Saturday, June 11, 2022

Inflation: Is 2022 the New 1980?

Yesterday's CPI report upended a narrative that had taken hold in recent weeks by (ever optimistic) sell-side analysts and strategists (see one prime example here) that inflation had peaked. After headline CPI for April fell to 8.3% year-on-year ("YoY") versus 8.5% in March, many CNBC guests were selling the idea of a soft landing and new bull market in stocks. Not so fast...here's a summary of the May report: 

  • YoY headline inflation reached 8.6%---a fresh 40-year high vs 8.3% consensus
  • Worse, core CPI (excluding the more volatile food and energy components) was up 6.0% vs 5.9% consensus 
  • Goods inflation was just 1.7% of the 8.6%; declining as supply chain disruptions moderate. However, service inflation was up 3.0%---the highest rate in 4 decades. (Click chart below to enlarge)

     Source: Zerohedge
Not surprisingly, the markets did not react well.
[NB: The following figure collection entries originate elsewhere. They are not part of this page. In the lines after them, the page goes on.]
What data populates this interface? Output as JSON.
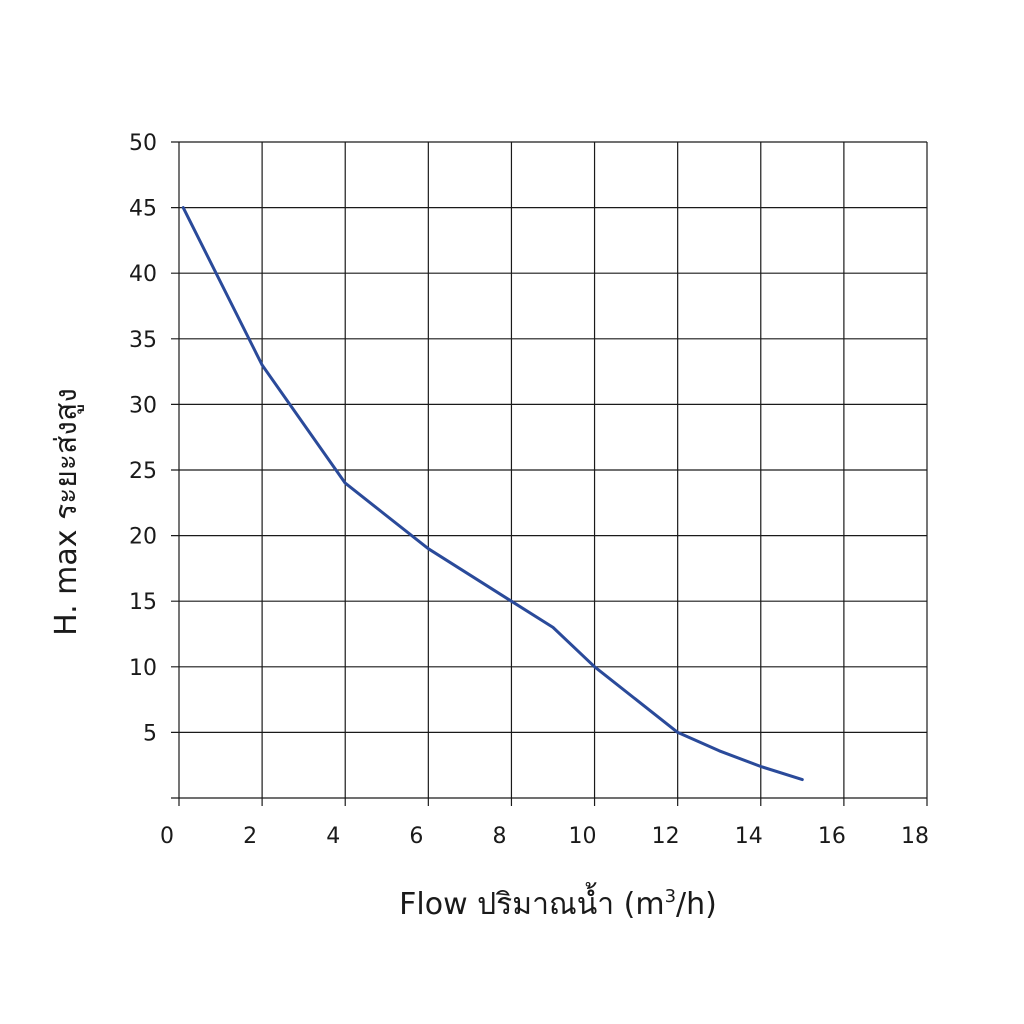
{
  "chart_data": {
    "type": "line",
    "xlabel_main": "Flow  ปริมาณน้ำ (m",
    "xlabel_sup": "3",
    "xlabel_end": "/h)",
    "ylabel": "H. max  ระยะส่งสูง",
    "xlim": [
      0,
      18
    ],
    "ylim": [
      0,
      50
    ],
    "xticks": [
      0,
      2,
      4,
      6,
      8,
      10,
      12,
      14,
      16,
      18
    ],
    "yticks": [
      5,
      10,
      15,
      20,
      25,
      30,
      35,
      40,
      45,
      50
    ],
    "grid": true,
    "series": [
      {
        "color": "#2a4a9a",
        "x": [
          0.1,
          2,
          4,
          6,
          8,
          9,
          10,
          12,
          13,
          14,
          15
        ],
        "y": [
          45,
          33,
          24,
          19,
          15,
          13,
          10,
          5,
          3.6,
          2.4,
          1.4
        ]
      }
    ]
  }
}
The S&P 500 and NASDAQ Composite were down 2.9% and 3.5%, respectively, on Friday. The two benchmarks are now down 18.7% and 29.4%, respectively, from their 4Q21 peaks. And for the tech-heavy NASDAQ there are real shades of 2000, as shown below. After 140 trading days, or ~6 calendar months following the peak, the NASDAQ of 2000 and the NASDAQ of 2021 are tracking each other almost to the percentage. As reminder, the NASDAQ eventually lost 80% of value following the dotcom bubble. 
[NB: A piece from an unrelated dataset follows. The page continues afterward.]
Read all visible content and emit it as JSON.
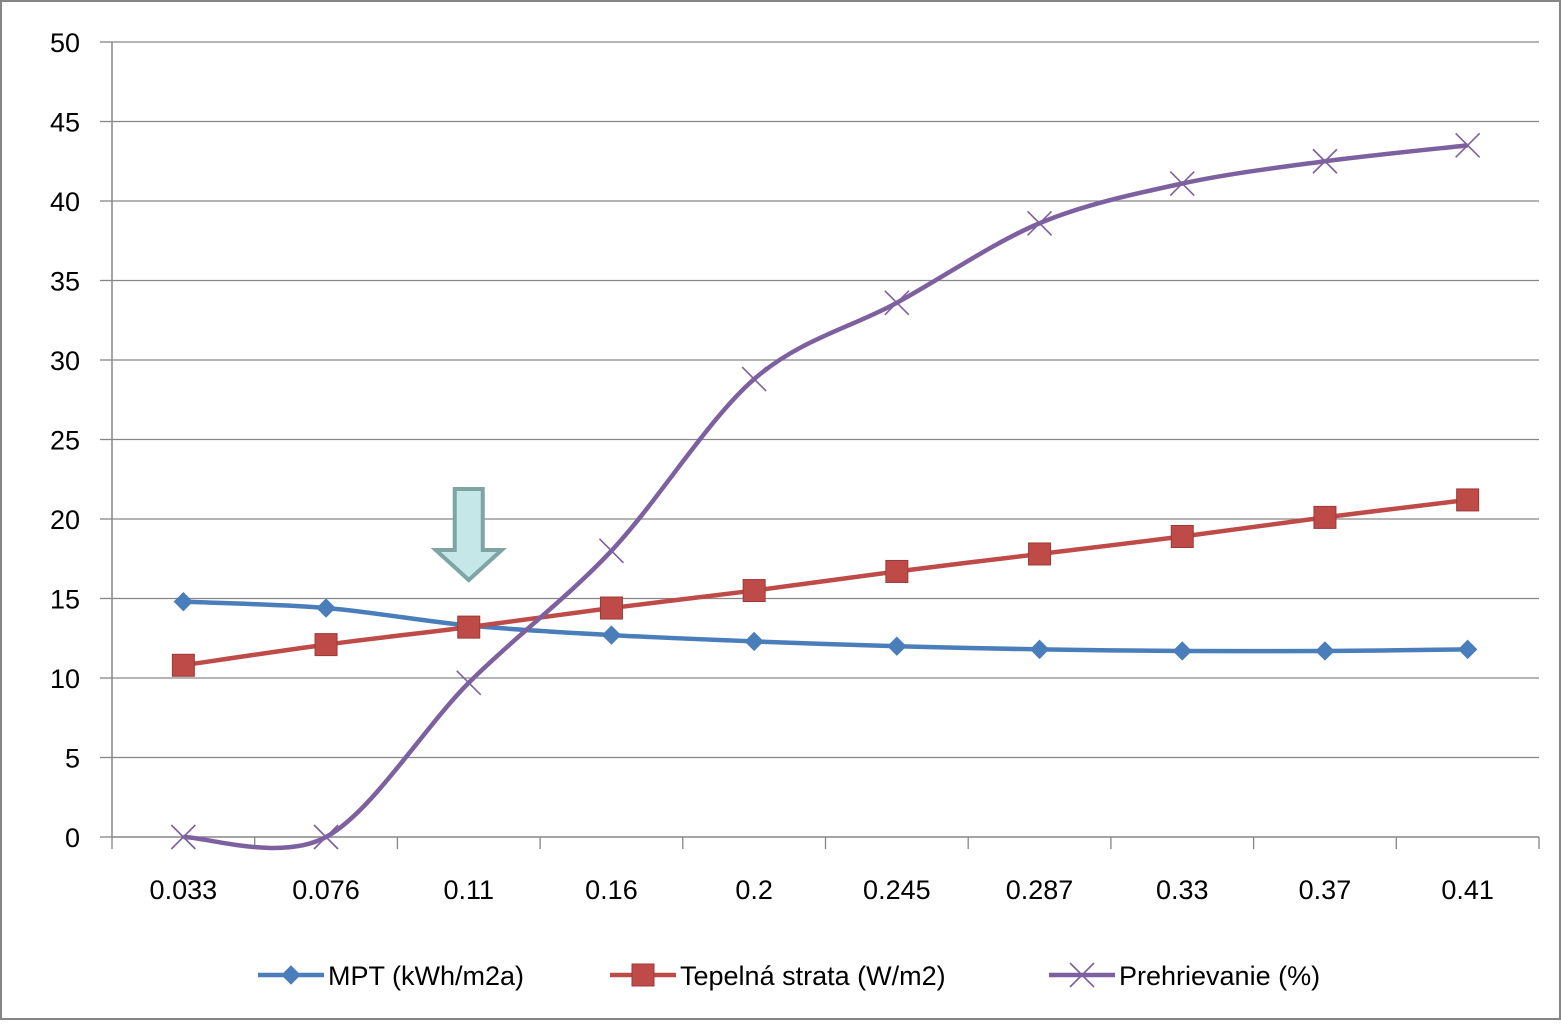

                                                                Source: Yahoo Finance, Mantabye
 
We'll at least inflation is nowhere near as bad as in the 1980s, right? Nominal inflation was after all running over 14% YoY in early 1980. Or was it? Larry Summers, who correctly warned about inflationary pressures last year, is now cautioning that inflation may be worse than what the official numbers show. How's that? In a new paper, Summers and co-authors Marijn Bohuis and Judd Cramer, argue that prior to 1983, the CPI did not correctly account for consumer spending on housing. The authors claim that the way housing spending was measured pre-1983 was "without conceptual foundation...and resulted in a substantial upward bias in the CPI." You see, the pre-1983 index included both home purchase prices and the total outlay of mortgage payments, despite mortgages being paid out gradually over several years." Summers and colleagues argue that "this caused inflation measures before 1983 to look artificially high at the beginning of the tightening cycle, and to recede artificially fast." According to Summers, Bohuis, and Cramer ("SBC"), when the alleged problem with housing spending is removed the official inflation rate of 13.6% in 1980 falls to 9.1%. That's just 50 basis points higher that yesterday's reading. Yikes! 
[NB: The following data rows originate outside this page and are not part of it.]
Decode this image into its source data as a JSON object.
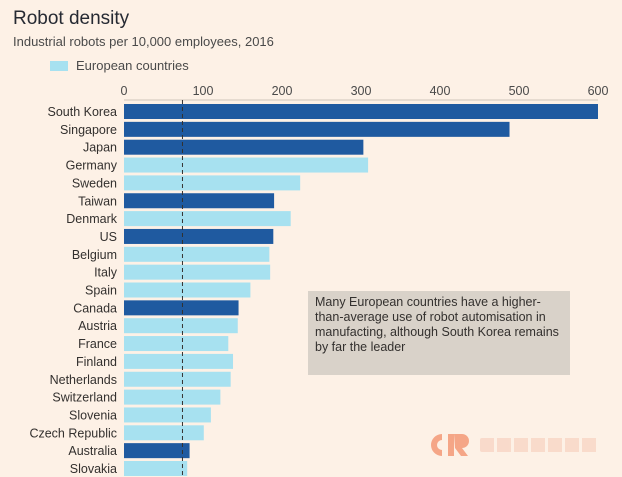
{
  "chart_data": {
    "type": "bar",
    "orientation": "horizontal",
    "title": "Robot density",
    "subtitle": "Industrial robots per 10,000 employees, 2016",
    "legend": {
      "label": "European countries",
      "color": "#a7e1f0",
      "placement": "top-left"
    },
    "colors": {
      "european": "#a7e1f0",
      "other": "#1f5aa0"
    },
    "xlim": [
      0,
      600
    ],
    "xticks": [
      0,
      100,
      200,
      300,
      400,
      500,
      600
    ],
    "reference_line": {
      "value": 74,
      "style": "dashed"
    },
    "categories": [
      "South Korea",
      "Singapore",
      "Japan",
      "Germany",
      "Sweden",
      "Taiwan",
      "Denmark",
      "US",
      "Belgium",
      "Italy",
      "Spain",
      "Canada",
      "Austria",
      "France",
      "Finland",
      "Netherlands",
      "Switzerland",
      "Slovenia",
      "Czech Republic",
      "Australia",
      "Slovakia"
    ],
    "values": [
      631,
      488,
      303,
      309,
      223,
      190,
      211,
      189,
      184,
      185,
      160,
      145,
      144,
      132,
      138,
      135,
      122,
      110,
      101,
      83,
      80
    ],
    "european": [
      false,
      false,
      false,
      true,
      true,
      false,
      true,
      false,
      true,
      true,
      true,
      false,
      true,
      true,
      true,
      true,
      true,
      true,
      true,
      false,
      true
    ],
    "annotation": "Many European countries have a higher-than-average use of robot automisation in manufacting, although South Korea remains by far the leader"
  }
}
The upshot is that if SBC's methodology is accurate, it could mean that Federal Reserve will have to get far more aggressive to bring inflation under control, despite recession risks, like Paul Volcker did. For example, SBC estimates that "a return to 2% core CPI inflation today may require nearly the same amount of disinflation as achieved under Chairman Volcker." As reminder, Volcker’s monetary tightening increased the federal funds rate up about 10 percentage points, to a peak of 20% in the early 1980s to bring core CPI down by 5 percentage points. So, by that logic, bringing core CPI down from 6% to 2% may require hiking the feds fund rate by 7-8 percentage points! Good luck with that!